In cinque anni in Abruzzo 2.728 imprese artigiane in meno, Cna: «Servono misure efficaci»

La Cna Imprenditori d’Italia suona un nuovo campanello d’allarme: in Abruzzo dal 2018 a oggi si sono perse 2.728 imprese artigiane. Il dato emerge dal report realizzatoda Aldo Ronchi per l’associazione di categoria su dati Movimprese. Il dato abruzzese è superato in negativo solo da quello relativo alle Marche, regione che ha la performance peggiore dell’ultimo quinquennio.

Alla fine di dicembre del 2018 le imprese artigiane attive in Abruzzo erano 29.896, scese a fine dicembre del 2023 a 27.168, con ben 2.728 unità in meno. La variazione negativa regionale, pari al -9,12%, ha un valore quasi triplo di quella nazionale, ferma al -3,25%. «Una flessione impressionante che ha visto fare di peggio, come detto, solo le vicine Marche, con una perdita  a doppia cifra: -11,56%», hanno detto stamattina Ronci, il direttore della confederazione artigiana Savino Saraceni e Silvio Calice durante la presentazione dello studio. 

Le cadute più pesanti si registrano in provincia di Pescara (‐861) e in quella di Chieti (‐750); la perdita è più lieve nelle altre due province, all’Aquila (‐560) e a Teramo (‐557). La flessione ha investito tutte le attività economiche: «la più eclatante, forse a sorpresa, arriva dalle costruzioni, che hanno segnato 926 unità in meno, cifra assoluta corrispondente a una perdita, in percentuale, di 15 volte superiore a quella nazionale (‐8,96% contro 0,59%)». Le attività manifatturiere e i trasporti segnano decrementi rispettivamente di 895 e 304 unità: nel caso del manifatturiero, le perdite più significative si sono verificate, nel campo alimentare (‐177), nei prodotti in metallo (‐120) e nell’abbigliamento (‐106). 

La drastica caduta del mondo delle micro e piccola impresa ha diversi fattori ed elementi: «le politiche in materia di accesso al credito; di contenimento dei costi per l’energia; di stimolo all’internazionalizzazione e alla digitalizzazione; sulla trasmissione d’impresa; sulla formazione professionale. Aree che pongono in discussione ancora una volta le scelte della Regione, che in materia di artigianato vanta competenza esclusiva».

«Questi dati negativi – dice Saraceni – vengono da ancor prima il 2018. Quando un artigiano arriva alla chiusura, vuol dire che le ha provate davvero tutte prima di arrendersi. Ecco, noi vorremmo dalla politica scelte in grado di invertire questa tendenza, un cambio di passo in fatto di metodo: deve crescere il valore della concertazione con il mondo delle imprese e delle loro associazioni, per favorire scelte capaci di aggredire queste tendenze negative». 

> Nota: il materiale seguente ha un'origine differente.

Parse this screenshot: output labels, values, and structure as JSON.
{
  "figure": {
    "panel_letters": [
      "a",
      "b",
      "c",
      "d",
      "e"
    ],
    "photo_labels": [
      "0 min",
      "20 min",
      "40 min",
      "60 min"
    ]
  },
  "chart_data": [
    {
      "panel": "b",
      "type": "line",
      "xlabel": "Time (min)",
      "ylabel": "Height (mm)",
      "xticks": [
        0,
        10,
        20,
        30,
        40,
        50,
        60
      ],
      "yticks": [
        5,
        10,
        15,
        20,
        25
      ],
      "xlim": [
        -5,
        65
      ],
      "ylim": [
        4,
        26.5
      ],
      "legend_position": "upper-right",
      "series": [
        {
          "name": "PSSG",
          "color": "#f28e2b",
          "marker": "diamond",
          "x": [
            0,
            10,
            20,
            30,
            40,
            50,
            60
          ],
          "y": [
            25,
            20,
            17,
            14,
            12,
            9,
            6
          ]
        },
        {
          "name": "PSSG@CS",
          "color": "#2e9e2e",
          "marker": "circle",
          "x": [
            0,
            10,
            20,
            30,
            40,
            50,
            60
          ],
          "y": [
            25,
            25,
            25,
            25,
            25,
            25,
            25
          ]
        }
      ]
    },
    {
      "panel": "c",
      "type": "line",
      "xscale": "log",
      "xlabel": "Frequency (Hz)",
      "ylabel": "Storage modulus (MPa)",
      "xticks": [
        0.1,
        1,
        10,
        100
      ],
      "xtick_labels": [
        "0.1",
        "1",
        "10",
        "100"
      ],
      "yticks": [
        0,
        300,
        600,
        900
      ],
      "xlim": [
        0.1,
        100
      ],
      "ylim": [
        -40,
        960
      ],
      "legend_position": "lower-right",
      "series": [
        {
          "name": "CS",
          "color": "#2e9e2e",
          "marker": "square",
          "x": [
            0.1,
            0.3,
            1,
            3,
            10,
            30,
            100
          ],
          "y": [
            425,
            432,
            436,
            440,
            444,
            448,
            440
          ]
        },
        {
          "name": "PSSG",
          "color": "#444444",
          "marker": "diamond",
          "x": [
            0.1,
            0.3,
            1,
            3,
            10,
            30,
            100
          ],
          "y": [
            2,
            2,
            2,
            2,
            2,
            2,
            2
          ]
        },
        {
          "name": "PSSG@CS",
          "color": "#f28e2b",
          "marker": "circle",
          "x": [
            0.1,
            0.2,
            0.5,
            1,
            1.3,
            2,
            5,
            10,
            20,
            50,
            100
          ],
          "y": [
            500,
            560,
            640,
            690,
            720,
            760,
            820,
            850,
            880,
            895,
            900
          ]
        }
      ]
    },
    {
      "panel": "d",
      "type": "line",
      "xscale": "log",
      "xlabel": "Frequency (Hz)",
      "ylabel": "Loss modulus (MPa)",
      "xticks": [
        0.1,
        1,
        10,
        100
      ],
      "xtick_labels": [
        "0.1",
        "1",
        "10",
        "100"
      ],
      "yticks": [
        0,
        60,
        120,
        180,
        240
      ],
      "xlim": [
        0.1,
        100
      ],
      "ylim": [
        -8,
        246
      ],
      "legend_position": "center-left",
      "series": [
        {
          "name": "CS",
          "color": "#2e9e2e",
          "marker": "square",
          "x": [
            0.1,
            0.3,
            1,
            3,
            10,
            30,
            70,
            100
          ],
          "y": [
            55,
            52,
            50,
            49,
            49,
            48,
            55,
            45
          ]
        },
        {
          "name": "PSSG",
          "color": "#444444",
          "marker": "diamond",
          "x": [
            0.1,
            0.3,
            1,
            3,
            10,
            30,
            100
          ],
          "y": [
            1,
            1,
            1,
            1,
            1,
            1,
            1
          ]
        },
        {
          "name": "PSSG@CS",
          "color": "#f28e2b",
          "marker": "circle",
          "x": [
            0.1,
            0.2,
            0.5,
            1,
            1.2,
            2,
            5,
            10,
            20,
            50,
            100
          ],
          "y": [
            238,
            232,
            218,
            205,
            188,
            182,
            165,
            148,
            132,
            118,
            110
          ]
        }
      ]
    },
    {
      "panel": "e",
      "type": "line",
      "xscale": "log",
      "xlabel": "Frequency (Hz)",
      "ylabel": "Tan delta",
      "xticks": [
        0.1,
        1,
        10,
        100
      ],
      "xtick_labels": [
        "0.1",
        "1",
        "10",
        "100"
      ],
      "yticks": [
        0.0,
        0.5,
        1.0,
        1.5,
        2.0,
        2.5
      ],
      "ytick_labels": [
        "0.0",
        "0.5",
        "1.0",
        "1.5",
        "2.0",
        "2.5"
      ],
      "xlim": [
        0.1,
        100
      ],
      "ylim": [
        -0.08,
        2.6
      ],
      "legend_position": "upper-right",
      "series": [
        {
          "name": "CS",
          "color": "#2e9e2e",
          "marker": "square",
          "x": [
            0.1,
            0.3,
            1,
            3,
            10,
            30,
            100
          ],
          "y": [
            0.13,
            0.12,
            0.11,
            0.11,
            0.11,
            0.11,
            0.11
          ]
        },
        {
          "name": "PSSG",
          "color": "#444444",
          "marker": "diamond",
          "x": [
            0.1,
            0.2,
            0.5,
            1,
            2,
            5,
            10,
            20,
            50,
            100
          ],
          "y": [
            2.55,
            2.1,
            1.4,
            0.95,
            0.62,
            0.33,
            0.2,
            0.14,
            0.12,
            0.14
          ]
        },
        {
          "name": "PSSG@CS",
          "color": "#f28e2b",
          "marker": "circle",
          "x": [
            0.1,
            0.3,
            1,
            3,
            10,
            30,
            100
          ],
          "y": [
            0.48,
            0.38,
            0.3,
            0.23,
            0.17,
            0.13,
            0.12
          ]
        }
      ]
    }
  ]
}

«È come se ogni anno il nostro territorio avesse visto la chiusura di una fabbrica con 1.300 addetti – commenta Calice – senza contare i danni provocati in termini di coesione sociale, territoriale e previdenziale. Certo, alla flessione concorrono anche fattori giuridici: le norme tutelano di più le società di capitali rispetto all’artigianato, fatto questo che ne spinge molti a cambiare natura giuridica. Ma la spiegazione sta soprattutto nella mancanza di politiche attive a favore delle micro imprese. La Regione ha competenza esclusiva in materia di artigianato, eppure di una buona legge regionale in vigore da anni  resta sin qui applicata solo la prima parte burocratica, non la seconda che contiene norme importanti sulle politiche attive legate a trasmissione d’impresa o altre misure attive. E quanto a grandi progetti come il Pnrr, anche lì non è previsto nulla a favore del settore».